In your pockets: your first steps as a young investor

Where to start when you want to manage your investments on your own? We explain to you.

Newbie investors have many free resources online to learn more and make their investments. Just be methodical.

Any seasoned investor will tell you that the financial markets are above all a matter of emotions for investors. You have to get to know them and manage them properly.

You must first establish your investor profile. What do you want to accomplish with your investments: become a millionaire at 30, buy a house or travel the world in retirement?

You must also establish your level of risk tolerance: are you the type to take refuge under your bed when the markets take a hit or, on the contrary, to buy new shares when things are bad on the stock market? Are you looking for the next Facebook or do you like well-established companies that deliver unadorned but steady returns?

Because many investors succumb to the “herd effect”: they buy and sell when the multitude does the same. However, success often comes when you do the opposite!

We must therefore not let ourselves be influenced by media noise or social networks. We set clear savings goals and let time play in our favour. Because the younger you are, the more you achieve good long-term returns thanks to the magic of compound interest.

Basic tools

The next step is to set up an automatic weekly or payroll transfer to your TFSA or RRSP account (or both, if possible).

Even small amounts can make you rich: saving $50 a week for 20 years will generate a war chest of $89,335.53 (with an anticipated annual return of 5%). An 18-year-old who contributes the annual maximum allowed ($6,000, or $115.38 per week) to his TFSA will be a millionaire at age 57.

On the other hand, to manage your investments yourself, you must open an account with a discount broker. Several have eliminated transaction fees, such as Desjardins (Disnat), National Bank Direct Brokerage and Wealthsimple.

Then, we acquire a starting capital. Most young do-it-yourself investors start with $500, $1000 or $2000.

Document yourself

Warren Buffett, who is considered the greatest living investor, repeats that he does not invest in companies whose business model, products or services he does not understand. This advice is worth gold.

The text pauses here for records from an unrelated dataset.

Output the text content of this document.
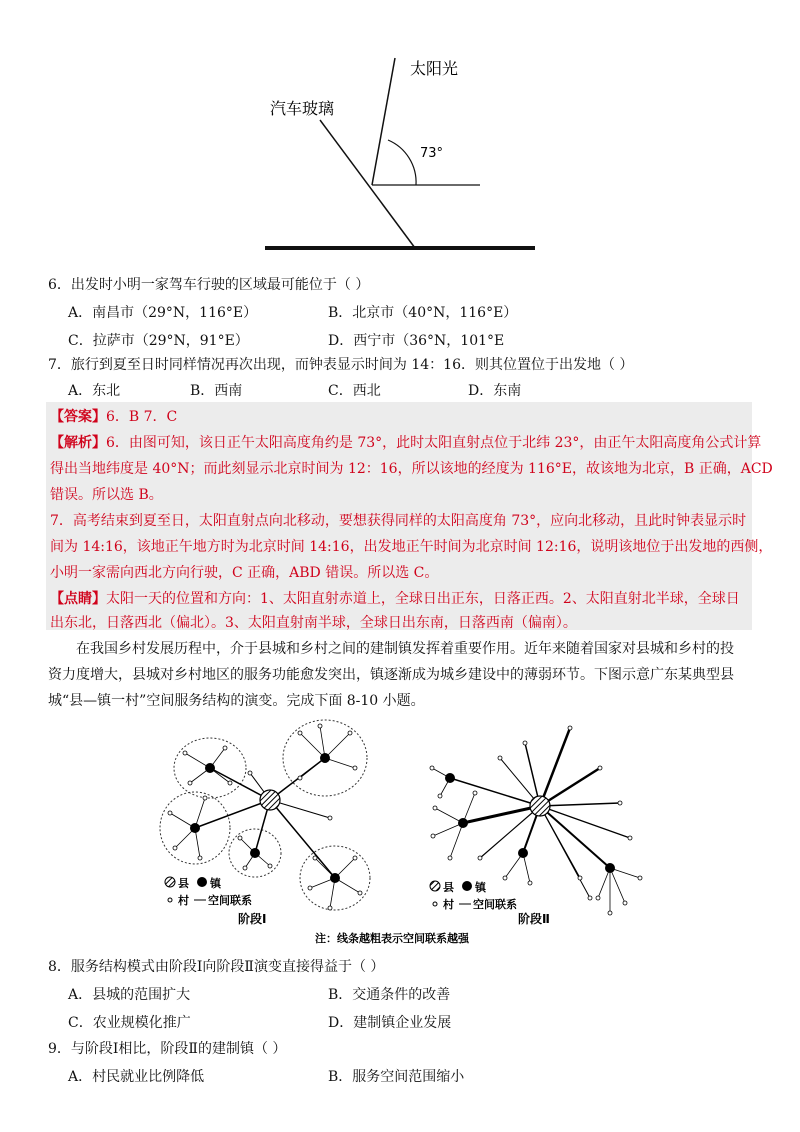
太阳光
汽车玻璃
73°
6．出发时小明一家驾车行驶的区域最可能位于（ ）
A．南昌市（29°N，116°E）	B．北京市（40°N，116°E）
C．拉萨市（29°N，91°E）	D．西宁市（36°N，101°E
7．旅行到夏至日时同样情况再次出现，而钟表显示时间为 14：16．则其位置位于出发地（ ）
A．东北	B．西南	C．西北	D．东南

【答案】6．B 7．C

【解析】6．由图可知，该日正午太阳高度角约是 73°，此时太阳直射点位于北纬 23°，由正午太阳高度角公式计算

得出当地纬度是 40°N；而此刻显示北京时间为 12：16，所以该地的经度为 116°E，故该地为北京，B 正确，ACD

错误。所以选 B。

7．高考结束到夏至日，太阳直射点向北移动，要想获得同样的太阳高度角 73°，应向北移动，且此时钟表显示时

间为 14:16，该地正午地方时为北京时间 14:16，出发地正午时间为北京时间 12:16，说明该地位于出发地的西侧，

小明一家需向西北方向行驶，C 正确，ABD 错误。所以选 C。

【点睛】太阳一天的位置和方向：1、太阳直射赤道上，全球日出正东，日落正西。2、太阳直射北半球，全球日

出东北，日落西北（偏北）。3、太阳直射南半球，全球日出东南，日落西南（偏南）。

在我国乡村发展历程中，介于县城和乡村之间的建制镇发挥着重要作用。近年来随着国家对县城和乡村的投
资力度增大，县城对乡村地区的服务功能愈发突出，镇逐渐成为城乡建设中的薄弱环节。下图示意广东某典型县
城“县—镇一村”空间服务结构的演变。完成下面 8-10 小题。
县 镇
村 空间联系
县 镇
村 空间联系
阶段Ⅰ	阶段Ⅱ
注：线条越粗表示空间联系越强
8．服务结构模式由阶段Ⅰ向阶段Ⅱ演变直接得益于（ ）
A．县城的范围扩大	B．交通条件的改善
C．农业规模化推广	D．建制镇企业发展
9．与阶段Ⅰ相比，阶段Ⅱ的建制镇（ ）
A．村民就业比例降低	B．服务空间范围缩小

Another key to success: we are constantly documenting ourselves. We consult the annual reports of the companies that attract our attention and websites or specialized media, such as SEDAR, EDGAR, Investopedia, The Motley Fool, Forbes, Bloomberg and the Autorité des marchés financiers (AMF)…

Tutorials offered by discount brokers are also used. You can also take courses, such as bourstad.ca or Bourse101.com.

Finally, you distribute your portfolio intelligently by applying the principle of not putting all your eggs in one basket. We distinguish between the different types of investments (stocks, bonds, mutual funds, ETFs, labour-sponsored funds, etc.) and we invest by applying a geographical and sectoral distribution to minimize the risk.

ADVICE

  • The Canadian and American stock exchanges represent only a small part of the planetary financial markets. It may be alluring to invest in trendy companies like Tesla, Alphabet (Google) or Canopy Growth, or familiar brands like Metro or Quebecor, but the world is big. Companies based elsewhere in the world that we have never heard of often represent remarkable investments.
  • Normally, at the beginning, we devote at least an hour a day to our investments. After a few months, you can allocate your Saturday morning, for example…
  • You can also learn in a group, with an investment club like Actif.net. We benefit from specialist advice and the emulation effect is unparalleled!
  • Read my guide Online brokerage, Small guide for independent investors at Editions du Log.